The debate has spawned a growing number of alternatives to plain black coffee. Matcha! Turmeric! Butter coffee! Even coconut water has been touted as a healthier natural stimulant.
That said, feel free to hold off on the coconut water for now: A new study published in the Journal of Hepatology found that coffee can actually protect your liver from hardening and scarring over time. Chalk one up for the pro-coffee team.
Researchers surveyed a group of 2,424 participants in Rotterdam for “The Rotterdam Study”, a research project created to evaluate whether coffee and tea consumption are related to liver stiffness.
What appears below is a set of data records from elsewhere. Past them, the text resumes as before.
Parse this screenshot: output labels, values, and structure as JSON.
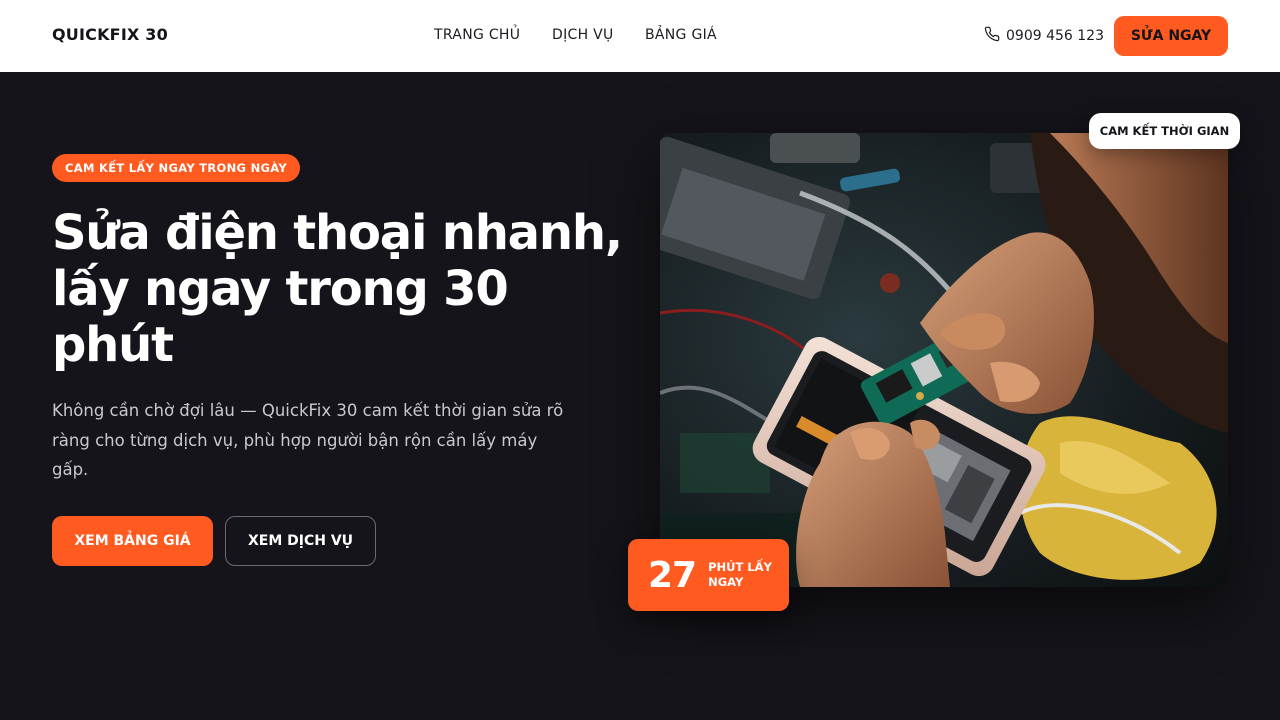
{
  "brand": {
    "logo": "QUICKFIX 30",
    "accent": "#ff5a1f",
    "background": "#14141a"
  },
  "nav": {
    "items": [
      "TRANG CHỦ",
      "DỊCH VỤ",
      "BẢNG GIÁ"
    ]
  },
  "header": {
    "phone_icon": "phone-icon",
    "phone": "0909 456 123",
    "cta": "SỬA NGAY"
  },
  "hero": {
    "badge": "CAM KẾT LẤY NGAY TRONG NGÀY",
    "title_line1": "Sửa điện thoại nhanh,",
    "title_line2": "lấy ngay trong 30",
    "title_line3": "phút",
    "description": "Không cần chờ đợi lâu — QuickFix 30 cam kết thời gian sửa rõ ràng cho từng dịch vụ, phù hợp người bận rộn cần lấy máy gấp.",
    "primary_button": "XEM BẢNG GIÁ",
    "secondary_button": "XEM DỊCH VỤ"
  },
  "media": {
    "tag": "CAM KẾT THỜI GIAN",
    "stat_value": "27",
    "stat_label": "PHÚT LẤY NGAY"
  }
}
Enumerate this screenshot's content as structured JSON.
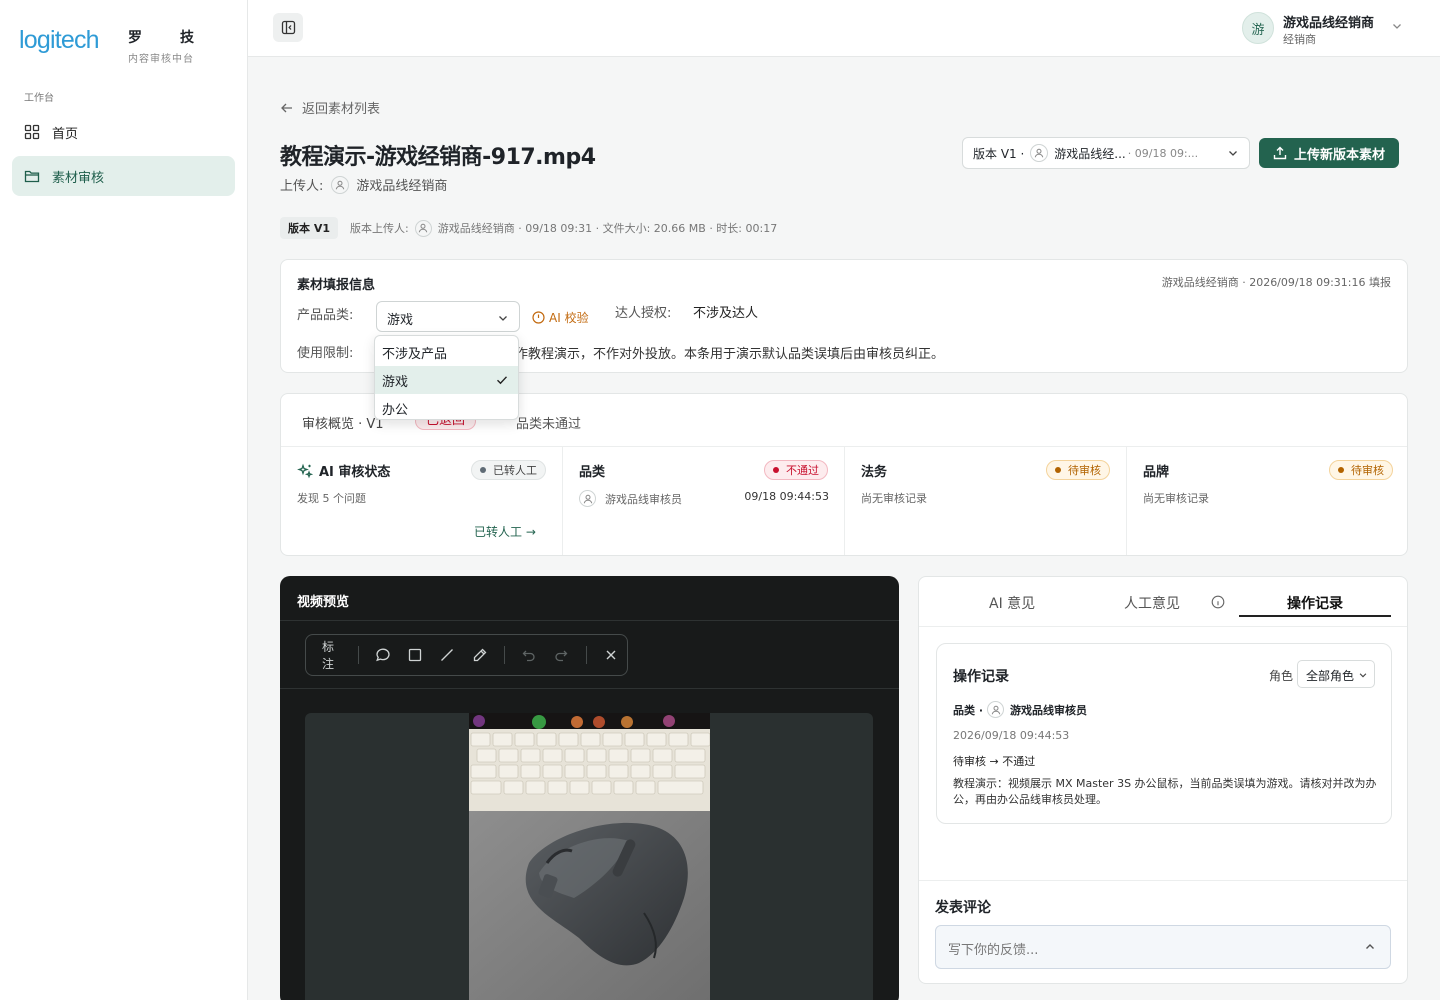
{
  "sidebar": {
    "logo": "logitech",
    "brand_cn_1": "罗",
    "brand_cn_2": "技",
    "brand_sub": "内容审核中台",
    "section": "工作台",
    "items": [
      {
        "label": "首页",
        "icon": "grid-icon"
      },
      {
        "label": "素材审核",
        "icon": "folder-icon",
        "active": true
      }
    ]
  },
  "header": {
    "avatar_initial": "游",
    "user_name": "游戏品线经销商",
    "user_role": "经销商"
  },
  "page": {
    "back_label": "返回素材列表",
    "title": "教程演示-游戏经销商-917.mp4",
    "uploader_label": "上传人:",
    "uploader_name": "游戏品线经销商",
    "version_select": {
      "version": "版本 V1 ·",
      "user": "游戏品线经...",
      "date": "· 09/18 09:..."
    },
    "upload_button": "上传新版本素材",
    "meta": {
      "badge": "版本 V1",
      "uploader_label": "版本上传人:",
      "text": "游戏品线经销商 · 09/18 09:31 · 文件大小: 20.66 MB · 时长: 00:17"
    }
  },
  "info": {
    "title": "素材填报信息",
    "filled_by": "游戏品线经销商 · 2026/09/18 09:31:16 填报",
    "category_label": "产品品类:",
    "category_value": "游戏",
    "ai_check": "AI 校验",
    "talent_label": "达人授权:",
    "talent_value": "不涉及达人",
    "usage_label": "使用限制:",
    "usage_value": "作教程演示，不作对外投放。本条用于演示默认品类误填后由审核员纠正。",
    "dropdown_options": [
      "不涉及产品",
      "游戏",
      "办公"
    ],
    "dropdown_selected": "游戏"
  },
  "review": {
    "title": "审核概览 · V1",
    "badge": "已退回",
    "reason": "品类未通过",
    "columns": [
      {
        "title": "AI 审核状态",
        "status": "已转人工",
        "sub": "发现 5 个问题",
        "link": "已转人工 →"
      },
      {
        "title": "品类",
        "status": "不通过",
        "sub": "游戏品线审核员",
        "time": "09/18 09:44:53"
      },
      {
        "title": "法务",
        "status": "待审核",
        "sub": "尚无审核记录"
      },
      {
        "title": "品牌",
        "status": "待审核",
        "sub": "尚无审核记录"
      }
    ]
  },
  "video": {
    "title": "视频预览",
    "toolbar_label": "标注",
    "tools": [
      "comment-icon",
      "rectangle-icon",
      "line-icon",
      "pencil-icon",
      "undo-icon",
      "redo-icon",
      "close-icon"
    ]
  },
  "panel": {
    "tabs": [
      "AI 意见",
      "人工意见",
      "操作记录"
    ],
    "active_tab": "操作记录",
    "log": {
      "title": "操作记录",
      "role_label": "角色",
      "role_value": "全部角色",
      "category": "品类 ·",
      "reviewer": "游戏品线审核员",
      "time": "2026/09/18 09:44:53",
      "status": "待审核 → 不通过",
      "desc": "教程演示：视频展示 MX Master 3S 办公鼠标，当前品类误填为游戏。请核对并改为办公，再由办公品线审核员处理。"
    },
    "comment_title": "发表评论",
    "comment_placeholder": "写下你的反馈..."
  },
  "colors": {
    "accent": "#23634f",
    "danger": "#c8102e",
    "warning": "#b26300",
    "logo": "#2f9bd6"
  }
}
To determine this, scientists had the participants fill out an extensive questionnaire and then analyzed their blood work and ultrasounds, taking into account additional factors ranging from sugar and creamer intake to BMI that could influence the outcome.
They found an inverse correlation between lower liver stiffness and coffee consumption, determining that those who drink coffee were less likely to have stiff or scarred livers. In even more good news for coffee fans, the study suggests that drinking a little coffee daily could prevent damage leading to liver disease. If you’re not particularly into the taste of coffee, don’t worry; researchers found tea to have the same effect on those surveyed.
As with any study concentrated on one specific demographic, the findings should be taken with a grain of salt. And since coffee —like most things— isn’t great in excess, it’s still probably not advisable to go overboard on the caffeine in the name of liver health.
But at least now, you can feel a tiny bit better about your Starbucks addiction. It’s a small victory for those of us who would rather surrender our beloved IKEA sectional sofa than give up our morning brew.